• Carnigie Model



    The Carnegie model of organizational decision making is based upon the work of Richard Cyert, James March, and Herbert Simon, who were all associated with Carnegie-Mellon University. Their research helped formulate the bounded rationality approach to individual decision making as well as provide new insights about organization decisions. Until their work, research in economics assumed that business firms made decisions as a single entity, as if all relevant information were funneled to the top decision maker for a choice. Research by the Carnegie Group indicated that organization level decisions involved many managers and that a final choice was based upon a coalition among those managers. A coalition is an alliance among several managers who agree about organizational goals and problem priorities. It could include managers from line departments,
    staff specialists, and even external groups such as powerful customers, bankers, or union representatives.
    Management coalitions are needed during decision making for two reasons. First, organizational goals are often ambiguous and operative goals of departments are often inconsistent. When goals sre ambiguous and inconsistent, managers disagree about problem priorities. They must bargain about problems and build a coalition around the question of which problems to solve. For example, in the Quaker Oats decision described at the beginning of this chapter, months of bargaining and discussion took place before the decision was made to acquire Anderson Clayton to obtain the Gaines Division.
    The second reason for coalitions is that individual managers intend to be rational, but function with human cognitive limitations and other constraints as described earlier. Managers do not have the time, resources, or mental capacity to identify all dimensions and to process all information relevant to a decision. These limitations lead to coalition building behavior. Managers talk to each other and exchange points of view to gather information and reduce ambiguity. People who have relevant information or a stake in a decision outcome are consulted. Building a coalition will lead to a decision that is supported by interested parties.

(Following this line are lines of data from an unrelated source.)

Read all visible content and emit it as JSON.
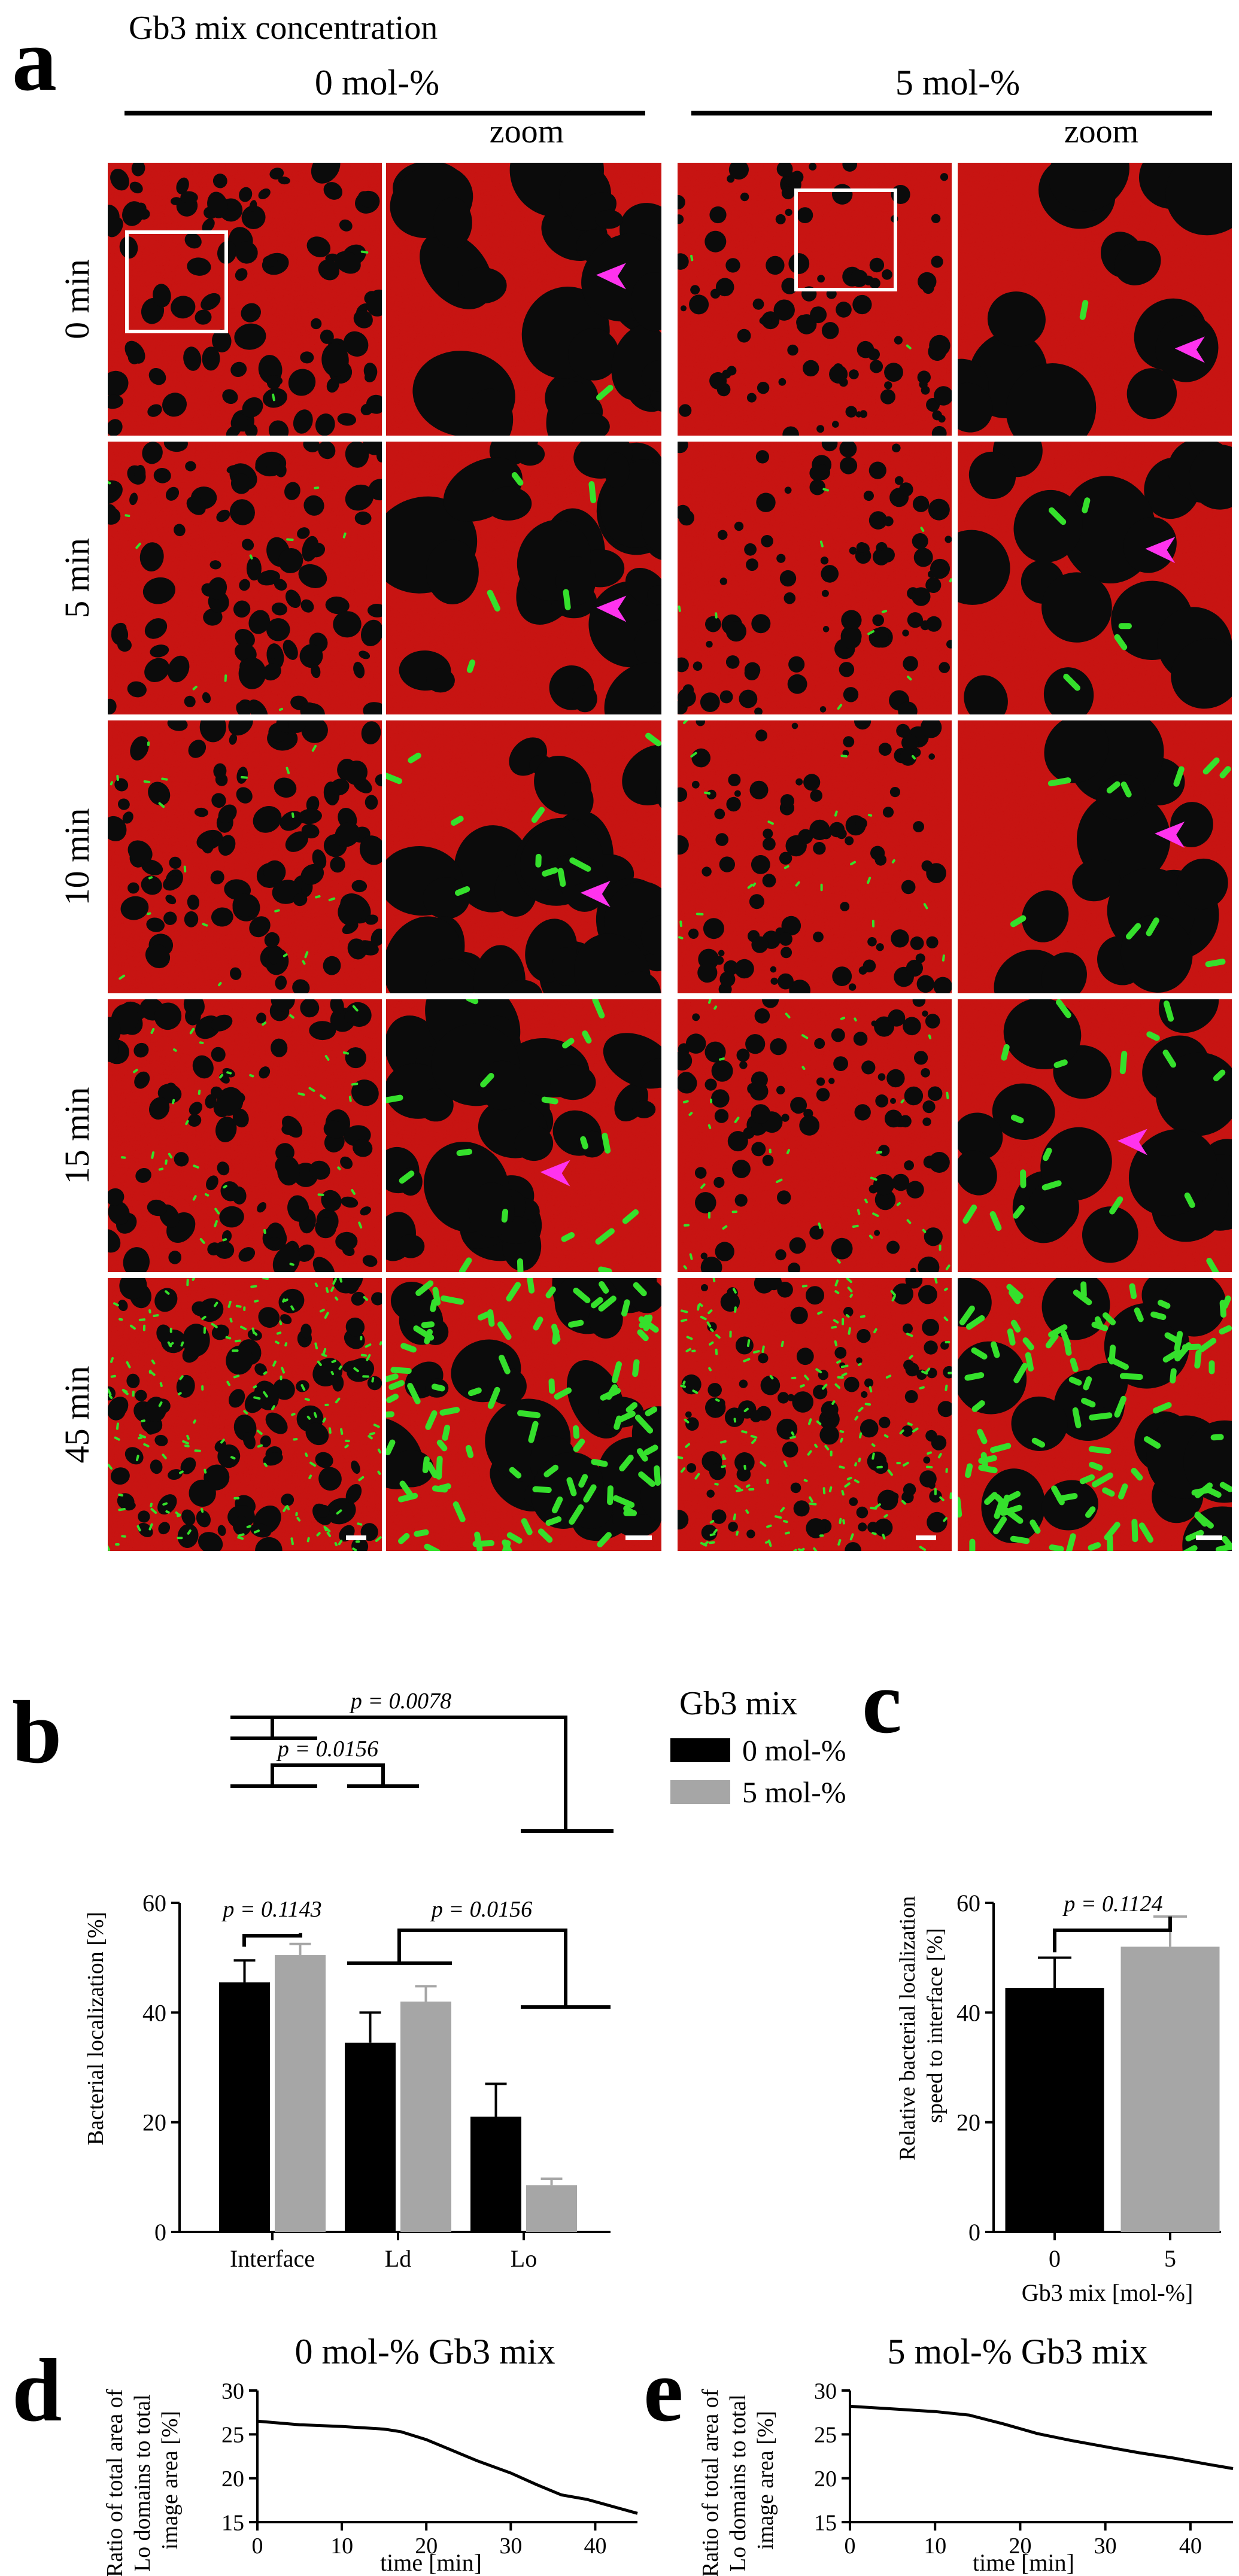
{
  "panel_a": {
    "letter": "a",
    "heading": "Gb3 mix concentration",
    "groups": [
      "0 mol-%",
      "5 mol-%"
    ],
    "zoom_label": "zoom",
    "time_labels": [
      "0 min",
      "5 min",
      "10 min",
      "15 min",
      "45 min"
    ],
    "colors": {
      "membrane": "#c8110f",
      "domain": "#0b0b0b",
      "bacteria": "#35e02c",
      "arrow": "#ff33ee"
    }
  },
  "chart_data": [
    {
      "id": "b",
      "type": "bar",
      "categories": [
        "Interface",
        "Ld",
        "Lo"
      ],
      "series": [
        {
          "name": "0 mol-%",
          "values": [
            45.5,
            34.5,
            21
          ],
          "errors": [
            4,
            5.5,
            6
          ],
          "color": "#000000"
        },
        {
          "name": "5 mol-%",
          "values": [
            50.5,
            42,
            8.5
          ],
          "errors": [
            2,
            2.8,
            1.2
          ],
          "color": "#a6a6a6"
        }
      ],
      "xlabel": "",
      "ylabel": "Bacterial localization [%]",
      "ylim": [
        0,
        60
      ],
      "yticks": [
        0,
        20,
        40,
        60
      ],
      "legend": {
        "title": "Gb3 mix",
        "placement": "right"
      },
      "annotations": [
        "p = 0.1143",
        "p = 0.0156",
        "p = 0.0156",
        "p = 0.0078"
      ]
    },
    {
      "id": "c",
      "type": "bar",
      "categories": [
        "0",
        "5"
      ],
      "values": [
        44.5,
        52
      ],
      "errors": [
        5.5,
        5.5
      ],
      "colors": [
        "#000000",
        "#a6a6a6"
      ],
      "xlabel": "Gb3 mix [mol-%]",
      "ylabel": "Relative bacterial localization speed to interface [%]",
      "ylim": [
        0,
        60
      ],
      "yticks": [
        0,
        20,
        40,
        60
      ],
      "annotations": [
        "p = 0.1124"
      ]
    },
    {
      "id": "d",
      "type": "line",
      "title": "0 mol-% Gb3 mix",
      "xlabel": "time [min]",
      "ylabel": "Ratio of total area of Lo domains to total image area [%]",
      "xlim": [
        0,
        45
      ],
      "ylim": [
        15,
        30
      ],
      "xticks": [
        0,
        10,
        20,
        30,
        40
      ],
      "yticks": [
        15,
        20,
        25,
        30
      ],
      "x": [
        0,
        5,
        10,
        15,
        17,
        20,
        23,
        26,
        30,
        33,
        36,
        39,
        42,
        45
      ],
      "y": [
        26.5,
        26.1,
        25.9,
        25.6,
        25.3,
        24.4,
        23.2,
        22.0,
        20.6,
        19.3,
        18.1,
        17.6,
        16.8,
        16.0
      ]
    },
    {
      "id": "e",
      "type": "line",
      "title": "5 mol-% Gb3 mix",
      "xlabel": "time [min]",
      "ylabel": "Ratio of total area of Lo domains to total image area [%]",
      "xlim": [
        0,
        45
      ],
      "ylim": [
        15,
        30
      ],
      "xticks": [
        0,
        10,
        20,
        30,
        40
      ],
      "yticks": [
        15,
        20,
        25,
        30
      ],
      "x": [
        0,
        5,
        10,
        14,
        18,
        22,
        26,
        30,
        34,
        38,
        42,
        45
      ],
      "y": [
        28.2,
        27.9,
        27.6,
        27.2,
        26.2,
        25.1,
        24.3,
        23.6,
        22.9,
        22.3,
        21.6,
        21.1
      ]
    }
  ],
  "panel_letters": {
    "b": "b",
    "c": "c",
    "d": "d",
    "e": "e"
  }
}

    The process of coalition formation has several implications for organizational decision behavior. First, as discussed in chapter 2 on goals, decisions are made to satisfice rather than to optimize problem solutions. The coalition will accept a solution that is perceived as satisfactory to all coalition members. Second, managers are concerned with immediate problems and short run solutions. They engage in what Cyert and March called problemistic search. Problemistic search means managers look around in the immediate environment for a solution to quickly resolve a problem. Managers don’t expect a perfect solution when the situation is ill defined and conflict laden. This contrasts with the management science approach, which assumes that analysis can uncover every reasonable alternative. The Carnegie model says search behavior is just sufficient to produce a satisfactory solution, and that managers typically adopt the first satisfactory solution that emerges. Third, discussion and bargaining are especially important in the problem identification stage of decision making. Unless coalition members perceive a problem action will not be taken. The decision process described in the Canegie model is summarized in exhibit 11.3.

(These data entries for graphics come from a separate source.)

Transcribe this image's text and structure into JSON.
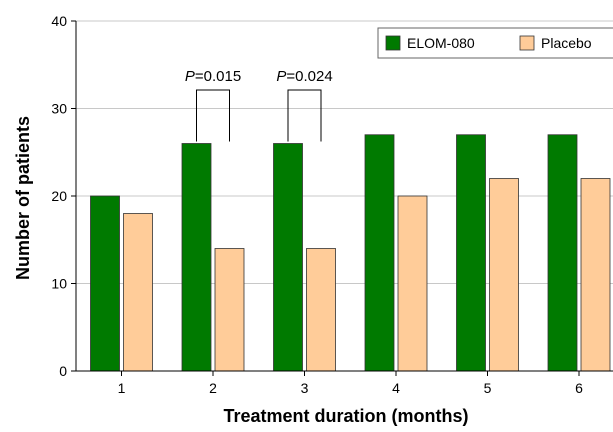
{
  "chart_data": {
    "type": "bar",
    "xlabel": "Treatment duration (months)",
    "ylabel": "Number of patients",
    "ylim": [
      0,
      40
    ],
    "yticks": [
      0,
      10,
      20,
      30,
      40
    ],
    "grid": true,
    "legend_position": "top-right",
    "categories": [
      "1",
      "2",
      "3",
      "4",
      "5",
      "6"
    ],
    "series": [
      {
        "name": "ELOM-080",
        "color": "#007a00",
        "values": [
          20,
          26,
          26,
          27,
          27,
          27
        ]
      },
      {
        "name": "Placebo",
        "color": "#ffcc99",
        "values": [
          18,
          14,
          14,
          20,
          22,
          22
        ]
      }
    ],
    "annotations": [
      {
        "category_index": 1,
        "prefix": "P",
        "text": "=0.015"
      },
      {
        "category_index": 2,
        "prefix": "P",
        "text": "=0.024"
      }
    ]
  }
}
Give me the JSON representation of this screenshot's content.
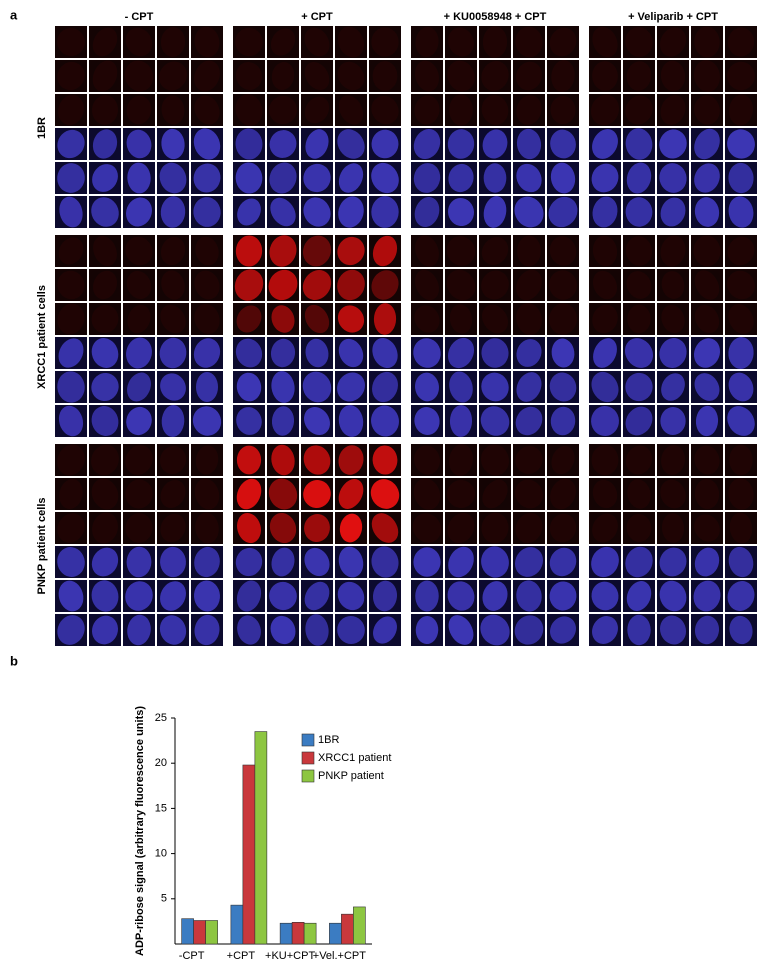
{
  "panel_a": {
    "label": "a",
    "column_headers": [
      "- CPT",
      "+ CPT",
      "+ KU0058948 + CPT",
      "+ Veliparib + CPT"
    ],
    "row_labels": [
      "1BR",
      "XRCC1 patient cells",
      "PNKP patient cells"
    ]
  },
  "panel_b": {
    "label": "b"
  },
  "chart_data": {
    "type": "bar",
    "ylabel": "ADP-ribose signal (arbitrary fluorescence units)",
    "categories": [
      "-CPT",
      "+CPT",
      "+KU+CPT",
      "+Vel.+CPT"
    ],
    "series": [
      {
        "name": "1BR",
        "color": "#3b7cc2",
        "values": [
          2.8,
          4.3,
          2.3,
          2.3
        ]
      },
      {
        "name": "XRCC1 patient",
        "color": "#c9383c",
        "values": [
          2.6,
          19.8,
          2.4,
          3.3
        ]
      },
      {
        "name": "PNKP patient",
        "color": "#8dc641",
        "values": [
          2.6,
          23.5,
          2.3,
          4.1
        ]
      }
    ],
    "ylim": [
      0,
      25
    ],
    "yticks": [
      5,
      10,
      15,
      20,
      25
    ],
    "legend": "top-right"
  }
}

    The Carnegie model points out that building agreement through a managerial coalition is a major part of oganizational decision making. This is especially true at upper management levels. Discussion and bargaining are time consuming, so search procedures are usually simple and the selected alternative satisfices rather than optimizes problem solution. When problem are programmed are clear and have been before the organization will rely on previous procedures and routines. Rules and procedures prevent the need for renewed coalition formation and political bargaining. Nonprogrammed decisions, however, require bargaining and conflict resolution.
    One of the best and most visible coalition builders is President George Bush. He seeks a broad based coalition at the start of the decision process for all important decisions, especially for the Persian Gulf War. He kept up barrage of personal phone calls and visits to world leaders to gain agreement for his vision of forcing Saddam Hussein from Kuwait and for shaping a “new world order”.
    Rod Canion, founder and CEO of Compaq Computer Corporation, also uses coalition building and has installed it as a primary value in Compaq’s corporate culture. Any significant decision will be discussed with several people, many from outside the department affected, just to keep everyone on board.
    When senior managers are unable to build a coalition around goals and problem priorities, the results can be a disaster, as illustrated by the case of Arp Instruments.
    The point of the Carnegie model and the Arp  case is that coalitions are needed for strong performance.  When top managers perceive a problem or want to make a major decision, they need to reach agreement with other managers to support the decision.